Die Sondierungsverhandlungen offenbaren in ihrer Inszenierung Selbstverständnis, Mut und Trauma der Protagonisten in seltener Deutlichkeit. So präsentierten sich Grüne und ihre Sprecher in ihrer Kleidung deutlich seriöser und staatstragender als die Akteure, die schlechthin als konservativ gelten. Während nämlich Cem Özdemir und Michael Kellner in Anzug erschienen, lümmelten Andreas Scheuer und Alexander Dobrindt leger in Jeans, peppigen Wildlederschuhen und Jackett vor den Kameras. Und selbst die CDU-Unterhändler wirkten wie gut gestylte Ansons-Verkäufer in 1a-Citylage in Düsseldorf, Hamburg oder München. Kurz danach rief Herr Dobrindt auch noch die „Konservative Revolution“ aus und konnte nur schwer davon abgehalten werden, sich mit einem Hermes-Schal zu vermummen. Die Klamotte machte allerdings gestalthaft deutlich: Konservatismus ist heute cool, während die einstigen Unangepassten nach inhaltlicher „Unschädlichmachung“ nun auch eine ästhetische Anpassung vollzogen haben. Wer wills den Grünen verdenken: So nah waren sie an ihrem finalen gesellschaftlichen Aufstieg, so nah an ihrer Aufnahme ins bürgerliche Establishment, so dass sie ordentlicher wirkten, als katholische Jugendliche bei der Firmung beim Gruppenfoto mit dem Weihbischof. Das ganze erinnert nun wirklich an „My fair lady“ …

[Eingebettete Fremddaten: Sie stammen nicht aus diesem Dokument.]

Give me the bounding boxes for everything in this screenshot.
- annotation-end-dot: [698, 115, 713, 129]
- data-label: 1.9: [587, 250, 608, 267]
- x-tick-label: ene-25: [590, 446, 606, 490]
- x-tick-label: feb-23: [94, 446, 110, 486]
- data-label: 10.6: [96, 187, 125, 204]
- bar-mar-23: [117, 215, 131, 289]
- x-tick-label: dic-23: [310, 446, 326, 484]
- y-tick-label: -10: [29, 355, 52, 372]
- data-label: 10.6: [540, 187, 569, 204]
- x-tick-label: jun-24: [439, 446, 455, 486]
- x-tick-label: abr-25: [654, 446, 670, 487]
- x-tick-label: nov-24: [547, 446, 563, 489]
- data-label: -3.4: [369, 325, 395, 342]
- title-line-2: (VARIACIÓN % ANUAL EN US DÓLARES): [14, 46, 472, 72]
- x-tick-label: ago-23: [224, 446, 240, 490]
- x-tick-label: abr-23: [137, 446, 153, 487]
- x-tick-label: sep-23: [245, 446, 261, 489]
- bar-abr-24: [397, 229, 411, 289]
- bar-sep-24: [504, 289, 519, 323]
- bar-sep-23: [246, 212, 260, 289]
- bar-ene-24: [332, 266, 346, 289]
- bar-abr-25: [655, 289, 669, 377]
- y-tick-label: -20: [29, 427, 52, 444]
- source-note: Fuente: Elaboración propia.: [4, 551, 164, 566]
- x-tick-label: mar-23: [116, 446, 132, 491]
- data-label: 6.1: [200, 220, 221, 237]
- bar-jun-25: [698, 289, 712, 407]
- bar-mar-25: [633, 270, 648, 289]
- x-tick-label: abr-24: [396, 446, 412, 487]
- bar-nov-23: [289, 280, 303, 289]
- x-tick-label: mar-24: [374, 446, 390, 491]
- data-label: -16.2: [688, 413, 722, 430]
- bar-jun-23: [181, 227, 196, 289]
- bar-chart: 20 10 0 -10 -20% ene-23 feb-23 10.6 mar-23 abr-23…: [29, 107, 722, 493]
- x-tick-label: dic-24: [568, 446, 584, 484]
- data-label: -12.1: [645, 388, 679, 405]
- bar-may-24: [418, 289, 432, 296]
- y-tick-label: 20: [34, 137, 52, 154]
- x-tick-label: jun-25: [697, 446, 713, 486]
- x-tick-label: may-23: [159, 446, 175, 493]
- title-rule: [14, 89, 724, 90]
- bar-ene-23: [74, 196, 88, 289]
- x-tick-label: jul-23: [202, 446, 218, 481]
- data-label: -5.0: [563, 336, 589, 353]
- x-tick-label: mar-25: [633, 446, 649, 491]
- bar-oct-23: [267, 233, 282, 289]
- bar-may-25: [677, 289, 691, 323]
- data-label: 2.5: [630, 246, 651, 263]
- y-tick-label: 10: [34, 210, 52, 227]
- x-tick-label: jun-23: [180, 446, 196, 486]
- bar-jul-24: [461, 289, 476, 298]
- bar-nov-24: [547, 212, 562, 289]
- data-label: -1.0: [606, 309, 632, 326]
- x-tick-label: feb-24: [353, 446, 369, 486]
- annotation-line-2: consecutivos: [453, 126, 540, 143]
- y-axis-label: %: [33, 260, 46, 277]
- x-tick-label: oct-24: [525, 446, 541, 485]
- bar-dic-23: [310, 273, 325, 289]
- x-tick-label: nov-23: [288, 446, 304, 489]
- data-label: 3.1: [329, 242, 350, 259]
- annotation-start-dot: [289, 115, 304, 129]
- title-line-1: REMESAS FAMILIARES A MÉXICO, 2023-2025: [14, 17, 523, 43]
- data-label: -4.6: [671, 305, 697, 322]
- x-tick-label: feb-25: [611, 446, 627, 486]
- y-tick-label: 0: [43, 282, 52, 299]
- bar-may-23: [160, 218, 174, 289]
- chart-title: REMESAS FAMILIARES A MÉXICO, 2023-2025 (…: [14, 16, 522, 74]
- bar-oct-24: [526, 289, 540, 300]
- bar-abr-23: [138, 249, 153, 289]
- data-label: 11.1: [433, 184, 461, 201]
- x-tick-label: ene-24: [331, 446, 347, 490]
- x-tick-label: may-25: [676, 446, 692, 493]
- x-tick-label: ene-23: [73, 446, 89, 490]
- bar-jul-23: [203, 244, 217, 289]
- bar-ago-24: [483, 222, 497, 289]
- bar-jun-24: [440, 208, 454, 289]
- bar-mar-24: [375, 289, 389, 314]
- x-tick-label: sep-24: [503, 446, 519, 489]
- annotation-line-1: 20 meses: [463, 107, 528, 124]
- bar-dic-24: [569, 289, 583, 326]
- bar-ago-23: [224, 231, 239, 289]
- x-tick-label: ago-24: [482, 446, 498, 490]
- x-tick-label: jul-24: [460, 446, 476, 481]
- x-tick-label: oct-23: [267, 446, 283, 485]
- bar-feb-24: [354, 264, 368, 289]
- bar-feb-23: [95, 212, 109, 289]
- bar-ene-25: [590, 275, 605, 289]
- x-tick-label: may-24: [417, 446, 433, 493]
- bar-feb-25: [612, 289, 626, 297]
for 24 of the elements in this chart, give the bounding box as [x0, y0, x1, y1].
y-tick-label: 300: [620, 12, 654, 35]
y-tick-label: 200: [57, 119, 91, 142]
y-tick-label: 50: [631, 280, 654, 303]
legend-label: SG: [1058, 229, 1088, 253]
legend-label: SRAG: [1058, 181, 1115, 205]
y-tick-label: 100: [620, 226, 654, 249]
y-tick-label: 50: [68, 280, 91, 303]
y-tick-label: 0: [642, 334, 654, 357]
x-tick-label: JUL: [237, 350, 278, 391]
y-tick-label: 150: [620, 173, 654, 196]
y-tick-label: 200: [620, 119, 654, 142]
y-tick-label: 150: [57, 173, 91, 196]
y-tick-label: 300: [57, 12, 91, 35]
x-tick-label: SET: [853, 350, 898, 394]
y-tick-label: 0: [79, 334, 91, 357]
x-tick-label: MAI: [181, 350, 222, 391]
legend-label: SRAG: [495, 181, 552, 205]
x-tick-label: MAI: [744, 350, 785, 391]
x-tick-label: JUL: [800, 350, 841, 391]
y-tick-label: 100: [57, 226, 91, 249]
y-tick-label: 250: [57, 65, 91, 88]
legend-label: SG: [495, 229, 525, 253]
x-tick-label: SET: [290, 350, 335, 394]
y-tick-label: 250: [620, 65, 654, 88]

Und nun die neuen Sondierungen mit der SPD: Ein vertrautes Bild. Die Unterhändler sind abgezogen, nunmehr reden die Chefs direkt ans Volk. Und auch hier wiederholt sich das Bild: Martin Schulz trägt Anzug und Krawatte in gehobener Kaufhausstilistik durchgängig … während um ihn herum der legere Geist in Chefetagen und konservativen Zirkeln Einzug hält und wieder mal verdeutlicht, dass die „Sozialdemokratie“ in neuen Zeiten immer noch dem alten hinterherhinkt. Die Frage ist: Was ist aus dem linken Selbstbewusstsein geworden? Als aufrechter Sozialdemokrat mag man vor so viel gestalthafter Angepasstheit schier verzweifeln. Es gilt in Zeiten der Globalisierung ohnehin nicht mehr: „Mehr Demokratie wagen“, sondern allenfalls „Mehr Mode wagen“ … Machen wir uns nichts vor: Die tatsächlich immer noch wirksame Abgrenzung der Konservativen von „den Sozialisten“ hat eben nicht zu einem tieferen Selbstbewusstsein bei der Linken geführt, sondern – im Gegenteil – einer ästhetischen Stigmatisierung der „Unangepasstheit“ und „Massenkultur“ … das wirkt seit mehr als einem Jahrhundert und wurde keinen Deut besser. Man beachte nur altes sozialdemokratisches Liedgut: „Der Feind den wir am meisten hassen, das ist der Unverstand der Massen.“
Eine sozialpsychologische Binsenweisheit ist, dass der Emporkömmling stets versucht, dem erstrebten Rollenmodell möglichst passgenau zu entsprechen. In einem rückwärtsgewandten Verständnis traurig-kleinbürgerlicher Logik verschanzt sich die vermeintlich progressive Flanke hinter der Requisite der Vergangenheit. So entsteht Konturlosigkeit im Kleinen – wie solls dann mit dem großen politischen Wurf und der klaren Abgrenzung zwischen „rechts“ und „links“ klappen?
Und so leben wir in spannenden Zeiten: Die inzwischen ermüdende Frage, was heute „rechts“ oder „links“ ist, umfasst nicht nur im 50sten-Jubiläumsjahr von 1968 die politische, sondern ebenso die ästhetische Komponente – denn das „Außen“ erlaubt nun einmal Rückschlüsse auf das „Innen“ …
„Früher trugen die Arbeiter am Sonntag noch einen Anzug“, so ist durchaus zu vernehmen. Heute haben sich die Arbeiter bereits emanzipiert, während ihre Interessensvertreter umso mehr den alten und wenig gewinnbringenden Traditionen anhängen und damit offenbaren: Uns trägt zur Zeit keine eigene kraftvolle Idee – noch nicht einmal im Kleiderschrank.